12. I also find that Central Excise Registration granted to M/s. Sri Kamla Udyog is bonafidely issued by the departmental authorities. Invoice was issued to the appellant by M/s. Sri Kamla Udyog fulfilling all the requirements of Central Excise Rules. It is further submitted by the Appellant that on the date of the visit of the Central Excise officers, they had recovered 40.73 lakhs from both the dealer i.e. M/s.Sri Kamla Udyog and M/s. Bedanta Petro. Therefore, it further strengthens the Appellant’s contention that M/s. Sri Kamala Udyog existed on 30.07.2013 even.
13. With all these undisputed facts, the Appellant being a bonafide purchaser of goods for a price which included the duty element and payment made by cheque, having received the inputs at his premise and entered into the statutory records maintained by the Appellant demonstrating transportation of goods from Rishra Road, Hooghly, West Bengal to Chancha Industrial Estate, Baripada, Mayurbhanj, the Appellant has rightly availed CENVAT Credit with the required Cenvatable documents.
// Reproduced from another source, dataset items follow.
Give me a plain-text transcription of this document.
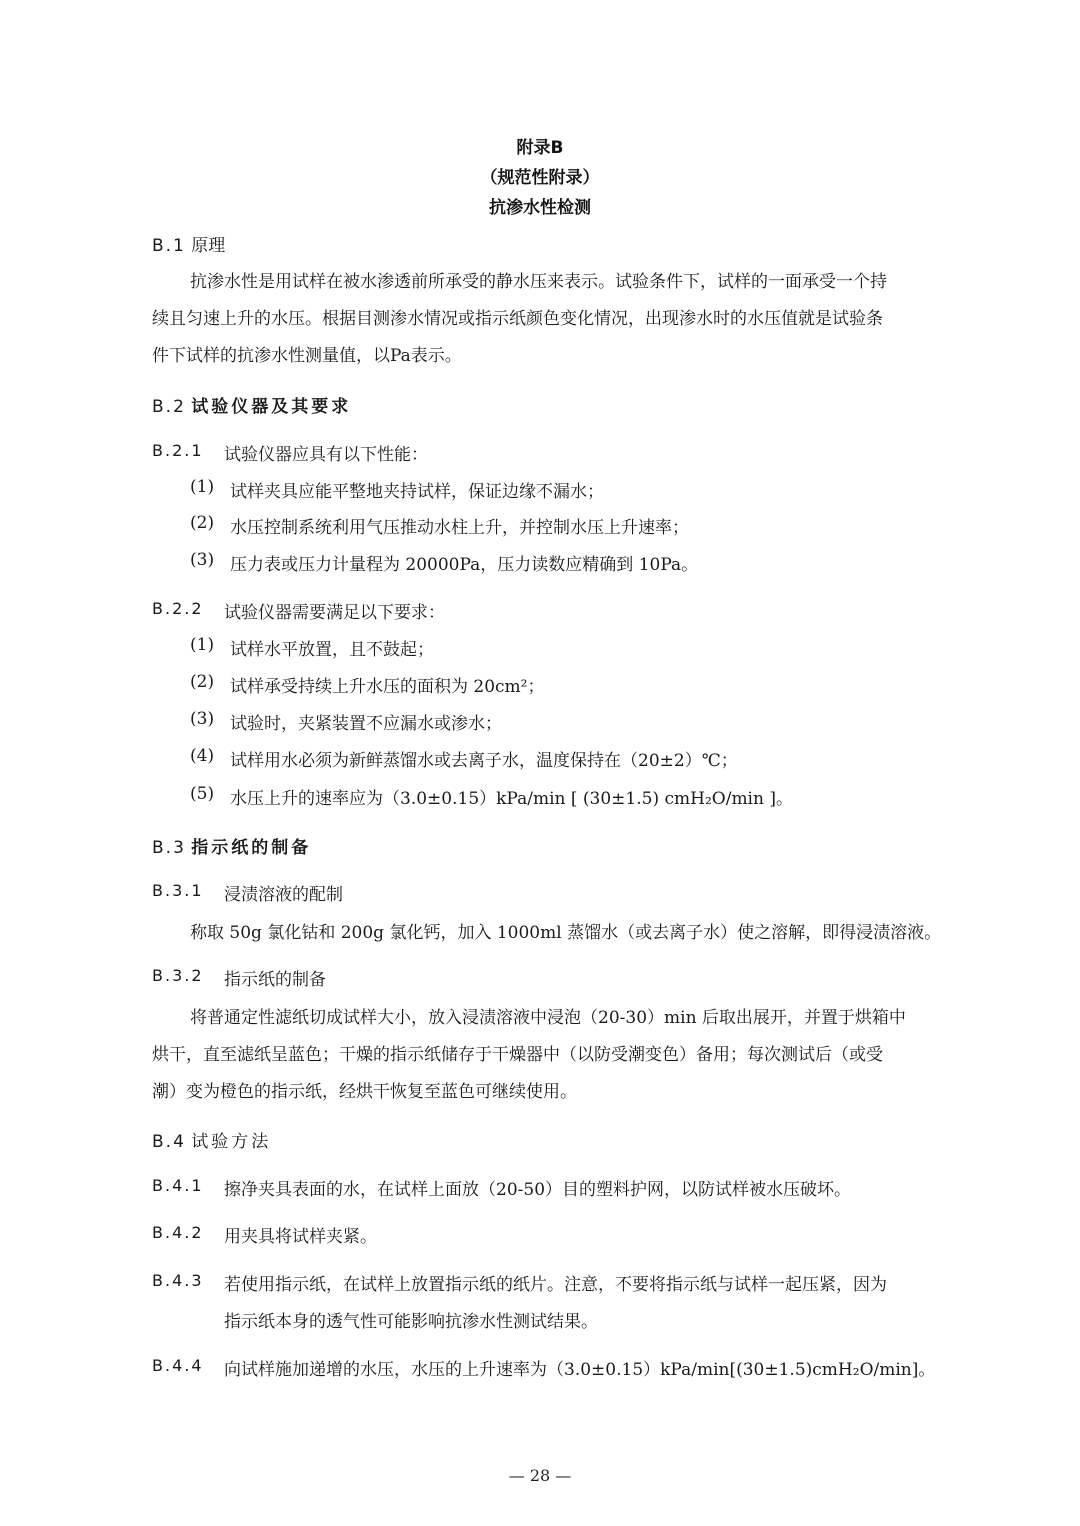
附录B
（规范性附录）
抗渗水性检测
B.1 原理
抗渗水性是用试样在被水渗透前所承受的静水压来表示。试验条件下，试样的一面承受一个持
续且匀速上升的水压。根据目测渗水情况或指示纸颜色变化情况，出现渗水时的水压值就是试验条
件下试样的抗渗水性测量值，以Pa表示。
B.2 试验仪器及其要求
B.2.1 试验仪器应具有以下性能：
(1) 试样夹具应能平整地夹持试样，保证边缘不漏水；
(2) 水压控制系统利用气压推动水柱上升，并控制水压上升速率；
(3) 压力表或压力计量程为 20000Pa，压力读数应精确到 10Pa。
B.2.2 试验仪器需要满足以下要求：
(1) 试样水平放置，且不鼓起；
(2) 试样承受持续上升水压的面积为 20cm²；
(3) 试验时，夹紧装置不应漏水或渗水；
(4) 试样用水必须为新鲜蒸馏水或去离子水，温度保持在（20±2）℃；
(5) 水压上升的速率应为（3.0±0.15）kPa/min [ (30±1.5) cmH₂O/min ]。
B.3 指示纸的制备
B.3.1 浸渍溶液的配制
称取 50g 氯化钴和 200g 氯化钙，加入 1000ml 蒸馏水（或去离子水）使之溶解，即得浸渍溶液。
B.3.2 指示纸的制备
将普通定性滤纸切成试样大小，放入浸渍溶液中浸泡（20-30）min 后取出展开，并置于烘箱中
烘干，直至滤纸呈蓝色；干燥的指示纸储存于干燥器中（以防受潮变色）备用；每次测试后（或受
潮）变为橙色的指示纸，经烘干恢复至蓝色可继续使用。
B.4 试验方法
B.4.1 擦净夹具表面的水，在试样上面放（20-50）目的塑料护网，以防试样被水压破坏。
B.4.2 用夹具将试样夹紧。
B.4.3 若使用指示纸，在试样上放置指示纸的纸片。注意，不要将指示纸与试样一起压紧，因为
指示纸本身的透气性可能影响抗渗水性测试结果。
B.4.4 向试样施加递增的水压，水压的上升速率为（3.0±0.15）kPa/min[(30±1.5)cmH₂O/min]。
— 28 —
14. It is pertinent to state here that the Central Excise & Service Tax Audit for the period 2012-13 to 2014-15 was undertaken by the department on 28.05.2016. Scrutinizing the Books have issued DAR No. BBS-II/GR-12/2015- 16/CE/49 & FAR No. BBS-II/GR-12/2015- 16/CE/55 issued by the Asst. Commissioner, Bhubaneswar-II Circle, which was placed & approved in the MCM. No adverse inference has been drawn against the CENVAT Credit availed & no cogent evidence contrary to the above submission has ever been established. In view of the above discussions, it is my considered view that the impugned orders cannot be sustained and are accordingly set aside. The Appeal filed by the Appellant is allowed with consequential relief, as per law.